Baby Belle 1 attends St. Mary Catholic School and the upper school had girls’ and boys’ basketball games last night.  BB1 is fond of several of the upper school girls and she wanted to cheer them on, so I took her to the game. 

Good Lord have mercy!  I looked around a couple of times just to make sure that we hadn’t gone to a hockey game by accident.  The girls were snatching at that orange ball like it was Justin Bieber’s head.  They were rolling around and fighting more than they were standing up straight and shooting for the goal.  Somehow, the refs only called three fouls, but it could have just been because they were too scared to draw the ire of the Amazons.

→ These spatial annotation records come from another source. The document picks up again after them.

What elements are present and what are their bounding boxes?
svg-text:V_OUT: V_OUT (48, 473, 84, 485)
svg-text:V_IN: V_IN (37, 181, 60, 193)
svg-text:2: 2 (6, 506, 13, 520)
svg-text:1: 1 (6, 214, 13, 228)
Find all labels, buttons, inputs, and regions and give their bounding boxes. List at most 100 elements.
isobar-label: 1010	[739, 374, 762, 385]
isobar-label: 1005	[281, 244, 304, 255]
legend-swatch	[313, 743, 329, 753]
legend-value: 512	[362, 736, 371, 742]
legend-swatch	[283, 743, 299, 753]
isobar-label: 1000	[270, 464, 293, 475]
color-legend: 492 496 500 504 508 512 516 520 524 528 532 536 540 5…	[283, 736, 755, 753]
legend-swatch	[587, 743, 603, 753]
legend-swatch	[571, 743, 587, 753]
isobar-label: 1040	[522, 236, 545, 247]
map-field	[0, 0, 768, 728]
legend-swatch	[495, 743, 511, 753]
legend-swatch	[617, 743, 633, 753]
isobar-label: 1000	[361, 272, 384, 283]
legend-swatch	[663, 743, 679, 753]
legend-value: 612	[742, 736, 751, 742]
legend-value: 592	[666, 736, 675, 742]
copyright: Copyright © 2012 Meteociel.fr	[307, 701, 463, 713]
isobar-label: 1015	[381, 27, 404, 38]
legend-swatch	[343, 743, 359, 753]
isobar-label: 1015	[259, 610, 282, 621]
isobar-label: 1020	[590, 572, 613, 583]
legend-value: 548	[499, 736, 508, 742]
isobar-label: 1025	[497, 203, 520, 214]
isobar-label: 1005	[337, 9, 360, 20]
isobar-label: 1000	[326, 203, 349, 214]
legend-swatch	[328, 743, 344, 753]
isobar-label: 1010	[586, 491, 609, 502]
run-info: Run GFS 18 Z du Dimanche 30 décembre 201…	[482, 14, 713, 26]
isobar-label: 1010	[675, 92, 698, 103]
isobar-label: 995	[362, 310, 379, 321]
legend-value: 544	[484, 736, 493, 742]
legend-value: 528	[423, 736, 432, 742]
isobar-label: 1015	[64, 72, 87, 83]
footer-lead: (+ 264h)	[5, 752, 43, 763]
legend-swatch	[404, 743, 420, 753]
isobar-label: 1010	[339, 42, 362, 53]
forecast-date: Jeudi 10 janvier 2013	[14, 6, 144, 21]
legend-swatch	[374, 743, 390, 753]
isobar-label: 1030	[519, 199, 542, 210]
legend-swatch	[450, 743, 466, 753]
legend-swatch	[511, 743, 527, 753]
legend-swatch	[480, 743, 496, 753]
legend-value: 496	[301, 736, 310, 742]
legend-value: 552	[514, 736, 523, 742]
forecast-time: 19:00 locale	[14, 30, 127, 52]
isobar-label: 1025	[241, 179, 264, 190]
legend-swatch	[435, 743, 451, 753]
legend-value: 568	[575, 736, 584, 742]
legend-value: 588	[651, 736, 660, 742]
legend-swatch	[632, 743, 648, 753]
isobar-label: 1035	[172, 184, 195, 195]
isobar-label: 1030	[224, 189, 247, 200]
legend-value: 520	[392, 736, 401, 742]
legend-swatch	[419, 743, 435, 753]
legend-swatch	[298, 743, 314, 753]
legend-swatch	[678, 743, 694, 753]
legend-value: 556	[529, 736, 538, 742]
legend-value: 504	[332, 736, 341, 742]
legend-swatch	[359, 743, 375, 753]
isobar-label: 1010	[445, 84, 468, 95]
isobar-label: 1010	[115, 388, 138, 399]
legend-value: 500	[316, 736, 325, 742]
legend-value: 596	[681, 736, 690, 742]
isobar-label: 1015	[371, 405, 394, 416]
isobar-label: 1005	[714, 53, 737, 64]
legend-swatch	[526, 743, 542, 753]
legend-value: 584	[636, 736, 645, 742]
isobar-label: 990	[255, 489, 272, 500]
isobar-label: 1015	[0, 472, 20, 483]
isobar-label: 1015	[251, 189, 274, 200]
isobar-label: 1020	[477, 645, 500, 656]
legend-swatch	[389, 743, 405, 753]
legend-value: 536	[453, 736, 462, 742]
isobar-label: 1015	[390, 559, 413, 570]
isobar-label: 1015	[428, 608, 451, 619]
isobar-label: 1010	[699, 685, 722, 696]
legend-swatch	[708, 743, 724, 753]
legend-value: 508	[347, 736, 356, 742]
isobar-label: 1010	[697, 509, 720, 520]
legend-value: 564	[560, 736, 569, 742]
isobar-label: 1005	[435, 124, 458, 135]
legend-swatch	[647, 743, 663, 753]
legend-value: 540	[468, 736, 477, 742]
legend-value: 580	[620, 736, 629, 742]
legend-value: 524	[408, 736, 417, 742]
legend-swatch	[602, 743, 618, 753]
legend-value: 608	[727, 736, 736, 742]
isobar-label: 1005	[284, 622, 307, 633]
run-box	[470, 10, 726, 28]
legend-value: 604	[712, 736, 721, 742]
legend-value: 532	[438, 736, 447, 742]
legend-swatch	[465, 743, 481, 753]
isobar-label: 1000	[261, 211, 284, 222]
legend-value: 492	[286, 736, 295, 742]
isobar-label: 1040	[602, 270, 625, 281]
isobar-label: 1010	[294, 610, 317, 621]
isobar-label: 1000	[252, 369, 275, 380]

I have seen prison riots that look like the choreographed Michael Jackson video “fights” compared to what I saw on the court yesterday.  It wouldn’t have surprised me if someone got shanked.  If you’re interested, St. Mary’s won by about fifteen points but, as far as I’m concerned, any young lady who came out at the end with all of her teeth intact was a winner.

Was I horrified, you ask?  No way1  I thought it was completely awesome!  This is a new day and age for the Southern Belle and she has adapted like the survivor she is.  Of course, I’m not ashamed to tell you that I shall henceforth give the St. Mary’s basketball ladies a wide berth at all school functions.  Like I said, my mama didn’t raise a dummy.